As a result, Edmora Markets may exercise discretion in setting margin requirements and collecting margin funds. Since CFDs and other products are linked to underlying assets, you should be aware of the risks associated with the underlying, including currency fluctuations, market volatility, and gapping—sudden price shifts that can occur due to economic events, market announcements, or periods when trading in the underlying asset is inactive.
It is important to note that non-guaranteed stop orders will not eliminate this risk, as they do not execute instantly and only trigger a close at the next available market price.
8. Weekend Risk
Market conditions can change significantly over weekends or during other periods when markets are generally closed. Events or developments occurring during these times may cause markets to open at prices substantially different from those at which they closed.
You will not be able to place, modify, or cancel orders on the Platform during these periods. As a result, stop-loss orders or other protective measures applied to positions held over the weekend may be executed at prices significantly worse than their intended levels.
By holding positions over such periods, clients acknowledge and accept this risk and agree that they may be liable for any resulting losses.
9. Electronic Trading
Trading OTC contracts via the Platform may differ from trading on other electronic systems or traditional open markets. Clients are exposed to risks associated with electronic trading, including potential hardware or software failures, system outages, or interruptions in the communications infrastructure (e.g., Internet connectivity) linking the Platform to the client.
10. Intraday Trading
Intraday trading through the Platform may involve executing multiple transactions within a single trading day, which can increase both potential gains and potential risks.
11. Trading Suspensions
In certain situations, it may be difficult or impossible to close or liquidate a position. This can occur, for example, during periods of rapid price movement when the price of an underlying asset rises or falls sharply, leading to restrictions or suspension of trading in that asset. In such cases, the client accepts the associated risks and is responsible for any resulting losses. Additionally, clients should be aware that Edmora Markets may be required to close positions under regulatory or exchange instructions, and therefore cannot be held liable for any losses that may occur as a result.
12. Commissions
Before commencing trading, clients should review and understand all commissions and other charges that may apply, as outlined in the Rates Schedule available on the Edmora Markets website. Clients should also be aware of any potential costs or liabilities associated with their positions, including, but not limited to, swaps, corporate actions such as rights issues, dividends, stock splits, and similar events.
13. Insolvency
In the event of a client’s insolvency or default, Edmora Markets may liquidate or close out positions without your consent. By depositing funds with Edmora Markets, you transfer full ownership and title of a portion of those funds to Edmora Markets. This portion represents the amount necessary to secure your current or future, actual or contingent obligations to Edmora Markets, including margin requirements.

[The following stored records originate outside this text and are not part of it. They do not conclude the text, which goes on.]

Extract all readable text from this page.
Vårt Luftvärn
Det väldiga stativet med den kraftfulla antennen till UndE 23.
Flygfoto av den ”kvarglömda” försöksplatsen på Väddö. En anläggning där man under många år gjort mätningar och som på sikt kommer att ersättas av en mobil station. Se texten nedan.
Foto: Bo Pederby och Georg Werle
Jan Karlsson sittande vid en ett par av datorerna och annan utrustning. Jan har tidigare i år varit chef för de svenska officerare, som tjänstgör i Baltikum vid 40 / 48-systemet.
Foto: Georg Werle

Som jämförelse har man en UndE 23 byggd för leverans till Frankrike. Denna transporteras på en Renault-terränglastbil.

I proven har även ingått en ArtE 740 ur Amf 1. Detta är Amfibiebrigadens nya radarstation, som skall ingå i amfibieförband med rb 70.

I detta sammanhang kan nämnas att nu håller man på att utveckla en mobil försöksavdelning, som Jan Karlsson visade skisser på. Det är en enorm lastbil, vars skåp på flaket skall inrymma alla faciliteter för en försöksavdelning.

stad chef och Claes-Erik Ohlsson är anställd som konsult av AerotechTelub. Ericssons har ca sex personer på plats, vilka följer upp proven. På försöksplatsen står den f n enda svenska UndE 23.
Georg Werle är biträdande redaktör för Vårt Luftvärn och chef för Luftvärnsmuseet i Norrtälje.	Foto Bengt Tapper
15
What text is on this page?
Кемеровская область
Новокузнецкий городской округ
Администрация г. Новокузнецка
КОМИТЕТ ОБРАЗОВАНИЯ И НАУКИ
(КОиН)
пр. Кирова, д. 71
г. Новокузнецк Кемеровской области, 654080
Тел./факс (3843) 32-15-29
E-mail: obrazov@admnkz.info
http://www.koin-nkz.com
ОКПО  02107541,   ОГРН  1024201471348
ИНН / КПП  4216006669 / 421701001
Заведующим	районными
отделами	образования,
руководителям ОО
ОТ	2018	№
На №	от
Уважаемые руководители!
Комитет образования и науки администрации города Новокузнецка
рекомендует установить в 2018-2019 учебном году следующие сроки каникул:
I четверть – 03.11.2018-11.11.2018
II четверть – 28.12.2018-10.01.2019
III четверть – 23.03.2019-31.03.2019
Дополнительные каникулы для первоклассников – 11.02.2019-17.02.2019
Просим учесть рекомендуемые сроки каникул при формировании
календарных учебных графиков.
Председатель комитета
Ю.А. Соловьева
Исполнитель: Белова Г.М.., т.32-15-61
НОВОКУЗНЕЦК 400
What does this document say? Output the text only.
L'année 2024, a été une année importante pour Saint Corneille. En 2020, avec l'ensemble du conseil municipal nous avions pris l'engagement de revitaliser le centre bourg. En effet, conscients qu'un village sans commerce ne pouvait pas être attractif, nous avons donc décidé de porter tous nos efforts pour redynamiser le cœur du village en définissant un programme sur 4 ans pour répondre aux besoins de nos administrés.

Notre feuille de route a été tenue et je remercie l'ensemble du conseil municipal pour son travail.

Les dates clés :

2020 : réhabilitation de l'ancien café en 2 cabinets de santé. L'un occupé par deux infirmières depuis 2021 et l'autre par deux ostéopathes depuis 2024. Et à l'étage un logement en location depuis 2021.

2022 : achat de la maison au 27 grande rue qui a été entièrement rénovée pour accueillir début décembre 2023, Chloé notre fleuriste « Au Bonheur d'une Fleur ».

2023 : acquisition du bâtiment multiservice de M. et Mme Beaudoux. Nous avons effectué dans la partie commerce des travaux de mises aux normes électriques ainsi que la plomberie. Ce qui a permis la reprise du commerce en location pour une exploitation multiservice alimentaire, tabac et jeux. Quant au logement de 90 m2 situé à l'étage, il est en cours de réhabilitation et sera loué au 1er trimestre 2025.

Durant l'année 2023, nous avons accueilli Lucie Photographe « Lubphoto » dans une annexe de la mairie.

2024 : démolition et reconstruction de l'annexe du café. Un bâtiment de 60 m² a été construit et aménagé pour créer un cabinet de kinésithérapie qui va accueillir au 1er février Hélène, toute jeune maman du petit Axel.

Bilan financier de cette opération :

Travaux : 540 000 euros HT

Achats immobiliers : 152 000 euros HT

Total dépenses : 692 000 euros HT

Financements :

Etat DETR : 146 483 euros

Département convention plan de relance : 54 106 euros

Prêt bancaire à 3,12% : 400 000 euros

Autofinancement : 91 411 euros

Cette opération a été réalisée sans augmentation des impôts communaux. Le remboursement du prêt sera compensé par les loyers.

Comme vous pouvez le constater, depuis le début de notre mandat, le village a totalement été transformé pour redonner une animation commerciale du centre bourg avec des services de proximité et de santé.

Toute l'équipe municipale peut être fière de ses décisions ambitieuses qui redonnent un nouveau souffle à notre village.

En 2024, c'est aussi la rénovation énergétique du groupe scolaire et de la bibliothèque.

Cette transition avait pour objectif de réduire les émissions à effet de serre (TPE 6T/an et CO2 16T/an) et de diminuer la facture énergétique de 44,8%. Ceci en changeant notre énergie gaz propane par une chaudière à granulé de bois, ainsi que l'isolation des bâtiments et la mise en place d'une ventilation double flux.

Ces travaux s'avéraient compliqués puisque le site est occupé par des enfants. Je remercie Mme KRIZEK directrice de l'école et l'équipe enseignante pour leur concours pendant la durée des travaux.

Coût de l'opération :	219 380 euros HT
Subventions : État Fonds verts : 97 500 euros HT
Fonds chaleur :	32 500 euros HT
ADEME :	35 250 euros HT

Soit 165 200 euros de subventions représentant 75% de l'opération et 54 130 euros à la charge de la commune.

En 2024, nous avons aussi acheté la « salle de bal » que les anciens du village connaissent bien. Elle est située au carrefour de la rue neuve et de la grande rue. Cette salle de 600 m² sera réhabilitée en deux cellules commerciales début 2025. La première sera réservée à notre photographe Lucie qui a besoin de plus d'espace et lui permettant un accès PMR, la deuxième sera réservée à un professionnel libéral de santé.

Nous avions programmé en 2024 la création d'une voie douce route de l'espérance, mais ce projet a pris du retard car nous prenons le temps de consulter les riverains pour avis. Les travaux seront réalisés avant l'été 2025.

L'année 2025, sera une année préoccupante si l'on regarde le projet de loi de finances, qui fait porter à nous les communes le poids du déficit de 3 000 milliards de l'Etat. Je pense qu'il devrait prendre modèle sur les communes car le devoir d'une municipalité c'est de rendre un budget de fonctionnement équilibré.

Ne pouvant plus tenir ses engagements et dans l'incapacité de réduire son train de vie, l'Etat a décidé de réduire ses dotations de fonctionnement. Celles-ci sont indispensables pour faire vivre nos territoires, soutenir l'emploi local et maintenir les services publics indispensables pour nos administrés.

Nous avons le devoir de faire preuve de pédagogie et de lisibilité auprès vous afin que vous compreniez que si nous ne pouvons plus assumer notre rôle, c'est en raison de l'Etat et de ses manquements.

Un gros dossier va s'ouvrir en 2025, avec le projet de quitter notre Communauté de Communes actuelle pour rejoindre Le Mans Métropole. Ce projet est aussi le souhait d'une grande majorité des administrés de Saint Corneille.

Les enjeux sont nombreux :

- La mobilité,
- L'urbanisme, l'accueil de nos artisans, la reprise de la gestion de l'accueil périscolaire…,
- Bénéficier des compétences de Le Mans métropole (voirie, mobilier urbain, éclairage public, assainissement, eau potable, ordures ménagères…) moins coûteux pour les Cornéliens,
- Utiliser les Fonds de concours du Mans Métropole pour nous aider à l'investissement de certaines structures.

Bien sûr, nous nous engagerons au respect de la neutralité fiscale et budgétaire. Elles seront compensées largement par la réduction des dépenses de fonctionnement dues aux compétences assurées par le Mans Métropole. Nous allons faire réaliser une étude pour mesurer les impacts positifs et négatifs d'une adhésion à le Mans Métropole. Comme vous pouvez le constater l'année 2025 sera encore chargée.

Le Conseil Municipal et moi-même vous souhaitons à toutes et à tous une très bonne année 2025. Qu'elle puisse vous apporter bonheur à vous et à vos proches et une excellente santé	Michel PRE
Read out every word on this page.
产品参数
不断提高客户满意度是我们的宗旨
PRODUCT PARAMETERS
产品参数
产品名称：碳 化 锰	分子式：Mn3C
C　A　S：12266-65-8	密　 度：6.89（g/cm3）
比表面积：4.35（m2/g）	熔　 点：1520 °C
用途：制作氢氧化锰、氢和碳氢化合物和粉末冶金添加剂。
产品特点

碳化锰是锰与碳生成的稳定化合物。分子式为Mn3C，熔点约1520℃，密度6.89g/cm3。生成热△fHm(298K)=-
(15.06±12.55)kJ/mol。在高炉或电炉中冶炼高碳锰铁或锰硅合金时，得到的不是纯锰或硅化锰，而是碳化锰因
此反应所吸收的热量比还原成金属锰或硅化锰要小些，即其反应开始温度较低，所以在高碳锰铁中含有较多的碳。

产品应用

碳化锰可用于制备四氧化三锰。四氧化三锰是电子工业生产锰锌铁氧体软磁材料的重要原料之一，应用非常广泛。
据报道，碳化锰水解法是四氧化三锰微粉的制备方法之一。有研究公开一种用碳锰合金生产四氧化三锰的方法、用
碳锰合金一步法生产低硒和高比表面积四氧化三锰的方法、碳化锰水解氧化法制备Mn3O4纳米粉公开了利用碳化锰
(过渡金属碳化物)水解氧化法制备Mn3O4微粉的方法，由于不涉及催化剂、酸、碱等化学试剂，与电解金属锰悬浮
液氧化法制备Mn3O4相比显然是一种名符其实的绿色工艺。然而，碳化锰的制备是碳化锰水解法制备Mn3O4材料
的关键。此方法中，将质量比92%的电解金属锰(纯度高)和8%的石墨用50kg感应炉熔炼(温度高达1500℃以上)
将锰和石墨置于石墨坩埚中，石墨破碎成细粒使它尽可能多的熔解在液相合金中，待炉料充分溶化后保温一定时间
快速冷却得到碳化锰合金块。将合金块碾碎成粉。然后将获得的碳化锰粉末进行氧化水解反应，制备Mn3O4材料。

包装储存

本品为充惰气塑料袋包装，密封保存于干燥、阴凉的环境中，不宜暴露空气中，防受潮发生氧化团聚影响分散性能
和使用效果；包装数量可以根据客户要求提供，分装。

Edmora Markets will determine the required amount at its sole discretion on a daily basis, taking into account your open positions, trading activity, and prevailing market conditions. This amount may exceed standard margin requirements. You will have no proprietary claim over these funds, which are not subject to segregation or other client money protections under applicable law, and Edmora Markets may use them for its own account. As a result, such funds may be irrecoverable in the event of Edmora Markets’ insolvency or default.
14. Communication
Edmora Markets shall not be liable for any losses resulting from delayed, undelivered, or failed communication sent to a client through any channel. The client also acknowledges that Edmora Markets is not responsible for any losses arising from unauthorized access to the client’s trading platform by third parties, except in cases of gross negligence by the company or its staff.
Clients are solely responsible for safeguarding their login credentials.Edmora Markets strongly advises that user details are neither written down nor stored in an insecure manner.
15. Advice
Edmora Markets does not provide personalized investment advice and operates solely as an execution-only service. While we may, under our authorizations, offer general market commentary or assessments, these do not constitute individual investment advice and do not take into account your personal circumstances. All trading decisions are made solely by the client.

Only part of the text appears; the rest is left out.